Atualmente, os números são melhores quando analisamos o século XX. Na maior parte dos países as mulheres vêm tomando lugares importantes e de peso.

Principalmente, na economia.

No início deste ano, o conselho do Goldman Sachs (um dos maiores bancos do mundo) decretou que apenas realizaria IPOs para empresas que possuíssem mulheres em seu corpo administrativo.

O motivo? Segundo as avaliações do banco, gestões empresariais que contam com presença feminina possuem mais sucesso na bolsa e no comércio. Para ler mais sobre, clique no botão abaixo.

Porém, nem tudo são flores.

Por mais que políticas positivas estejam sendo realizadas pelo mercado, alguns números ainda são preocupantes:

  • Em todo o mundo, as mulheres ainda representam apenas 40% do setor de trabalho formal.
  • As mulheres ainda ganham, mundialmente, 78% menos que homens por desempenhar a mesma função. No Brasil, 30%.
  • Mulheres representam 66% da mão-de-obra de trabalho no mundo e produzem 50% de toda a comida. Ainda sim, recebem apenas 10% de todo o rendimento.
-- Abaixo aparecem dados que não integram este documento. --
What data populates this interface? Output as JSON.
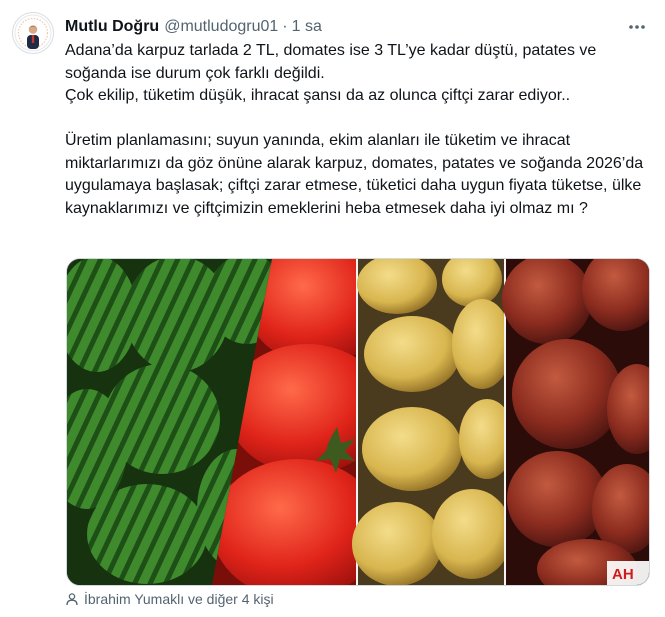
{
  "tweet": {
    "author_name": "Mutlu Doğru",
    "author_handle": "@mutludogru01",
    "separator": "·",
    "timestamp": "1 sa",
    "more_icon": "more-horizontal-icon",
    "paragraph1_line1": "Adana’da karpuz tarlada 2 TL, domates ise 3 TL’ye kadar düştü, patates ve soğanda ise durum çok farklı değildi.",
    "paragraph1_line2": "Çok ekilip, tüketim düşük, ihracat şansı da az olunca çiftçi zarar ediyor..",
    "paragraph2": "Üretim planlamasını; suyun yanında, ekim alanları ile tüketim ve ihracat miktarlarımızı da göz önüne alarak karpuz, domates, patates ve soğanda 2026’da uygulamaya başlasak; çiftçi zarar etmese, tüketici daha uygun fiyata tüketse, ülke kaynaklarımızı ve çiftçimizin emeklerini heba etmesek daha iyi olmaz mı ?",
    "media_watermark": "AH",
    "tagged_people": "İbrahim Yumaklı ve diğer 4 kişi"
  },
  "colors": {
    "text": "#0f1419",
    "secondary": "#536471",
    "border": "#cfd9de"
  }
}
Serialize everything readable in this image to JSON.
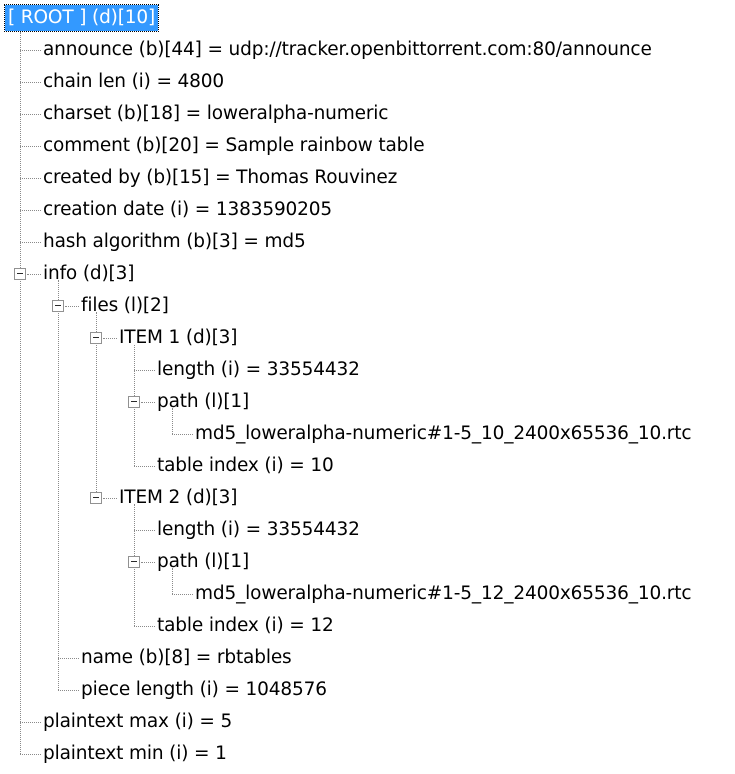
{
  "tree": {
    "root": "[ ROOT ] (d)[10]",
    "announce": "announce (b)[44] = udp://tracker.openbittorrent.com:80/announce",
    "chain_len": "chain len (i) = 4800",
    "charset": "charset (b)[18] = loweralpha-numeric",
    "comment": "comment (b)[20] = Sample rainbow table",
    "created_by": "created by (b)[15] = Thomas Rouvinez",
    "creation_date": "creation date (i) = 1383590205",
    "hash_algorithm": "hash algorithm (b)[3] = md5",
    "info": "info (d)[3]",
    "files": "files (l)[2]",
    "item1": "ITEM 1 (d)[3]",
    "item1_length": "length (i) = 33554432",
    "item1_path": "path (l)[1]",
    "item1_path_value": "md5_loweralpha-numeric#1-5_10_2400x65536_10.rtc",
    "item1_table_index": "table index (i) = 10",
    "item2": "ITEM 2 (d)[3]",
    "item2_length": "length (i) = 33554432",
    "item2_path": "path (l)[1]",
    "item2_path_value": "md5_loweralpha-numeric#1-5_12_2400x65536_10.rtc",
    "item2_table_index": "table index (i) = 12",
    "name": "name (b)[8] = rbtables",
    "piece_length": "piece length (i) = 1048576",
    "plaintext_max": "plaintext max (i) = 5",
    "plaintext_min": "plaintext min (i) = 1"
  }
}
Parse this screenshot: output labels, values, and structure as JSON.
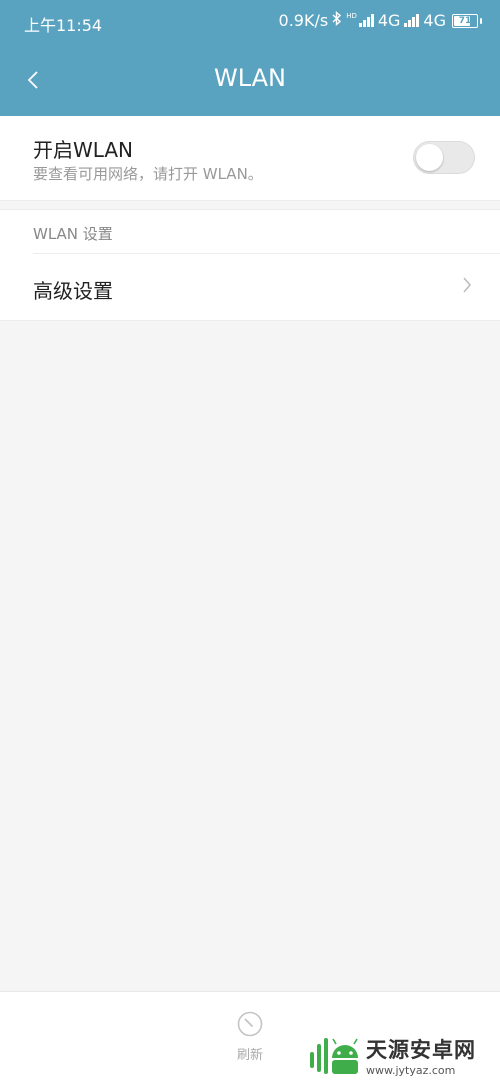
{
  "status_bar": {
    "time": "上午11:54",
    "speed": "0.9K/s",
    "network1": "4G",
    "network2": "4G",
    "battery": "71",
    "hd": "HD"
  },
  "header": {
    "title": "WLAN"
  },
  "wlan_toggle": {
    "title": "开启WLAN",
    "subtitle": "要查看可用网络，请打开 WLAN。",
    "enabled": false
  },
  "settings_section": {
    "header": "WLAN 设置",
    "advanced_label": "高级设置"
  },
  "bottom_bar": {
    "refresh_label": "刷新"
  },
  "watermark": {
    "name": "天源安卓网",
    "url": "www.jytyaz.com"
  },
  "colors": {
    "header_bg": "#5aa3c0",
    "page_bg": "#f5f5f5",
    "watermark_green": "#3fae4a"
  }
}
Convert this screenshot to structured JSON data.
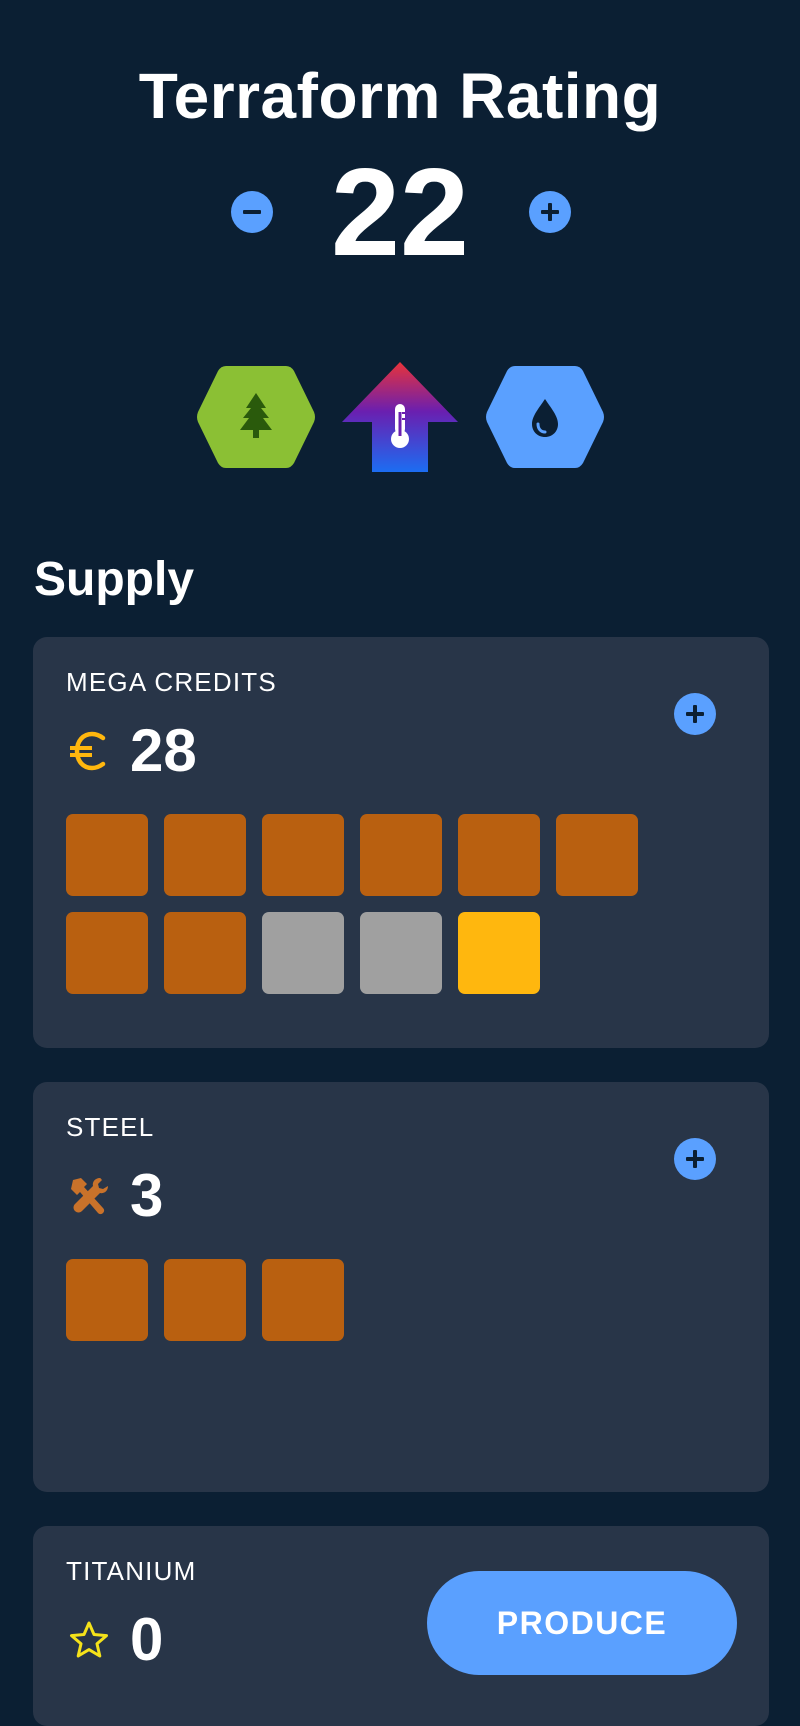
{
  "terraform": {
    "title": "Terraform Rating",
    "value": "22"
  },
  "parameters": [
    {
      "name": "oxygen",
      "icon": "tree-icon",
      "color": "#8bc034"
    },
    {
      "name": "temperature",
      "icon": "thermometer-icon",
      "colors": [
        "#e8333a",
        "#6a1fb0",
        "#1c6df2"
      ]
    },
    {
      "name": "ocean",
      "icon": "water-drop-icon",
      "color": "#5aa0ff"
    }
  ],
  "supply": {
    "heading": "Supply",
    "mega_credits": {
      "label": "MEGA CREDITS",
      "icon": "euro-icon",
      "value": "28",
      "cubes": [
        "bronze",
        "bronze",
        "bronze",
        "bronze",
        "bronze",
        "bronze",
        "bronze",
        "bronze",
        "silver",
        "silver",
        "gold"
      ]
    },
    "steel": {
      "label": "STEEL",
      "icon": "tools-icon",
      "value": "3",
      "cubes": [
        "bronze",
        "bronze",
        "bronze"
      ]
    },
    "titanium": {
      "label": "TITANIUM",
      "icon": "star-icon",
      "value": "0",
      "produce_label": "PRODUCE"
    }
  },
  "colors": {
    "background": "#0b1f33",
    "card": "#283548",
    "accent": "#5aa0ff",
    "bronze": "#b96010",
    "silver": "#a0a0a0",
    "gold": "#ffb70e"
  }
}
No Brasil, a diferença vem caindo. Cada vez mais mulheres buscam trabalho fora de casa, e garantem uma participação maior na economia brasileira.

Além disso, a própria área das ciências econômicas cresce em relação ao número de economistas mulheres que se especializam.

No início dos anos 2000, segundo o IBGE, o número de mulheres economistas no Brasil correspondia a 21% dos economistas no geral. Em 2010, este número já era de 47%.

Por isso, se torna cada vez mais importante a inclusão feminina na educação superior e, além disso, no mercado de trabalho econômico.

A equipe do Boletim Econômico deseja um feliz dia das mulheres para todas as nossas leitoras. E esperamos que, cada vez mais, consigamos atraí-las para as ciências econômicas!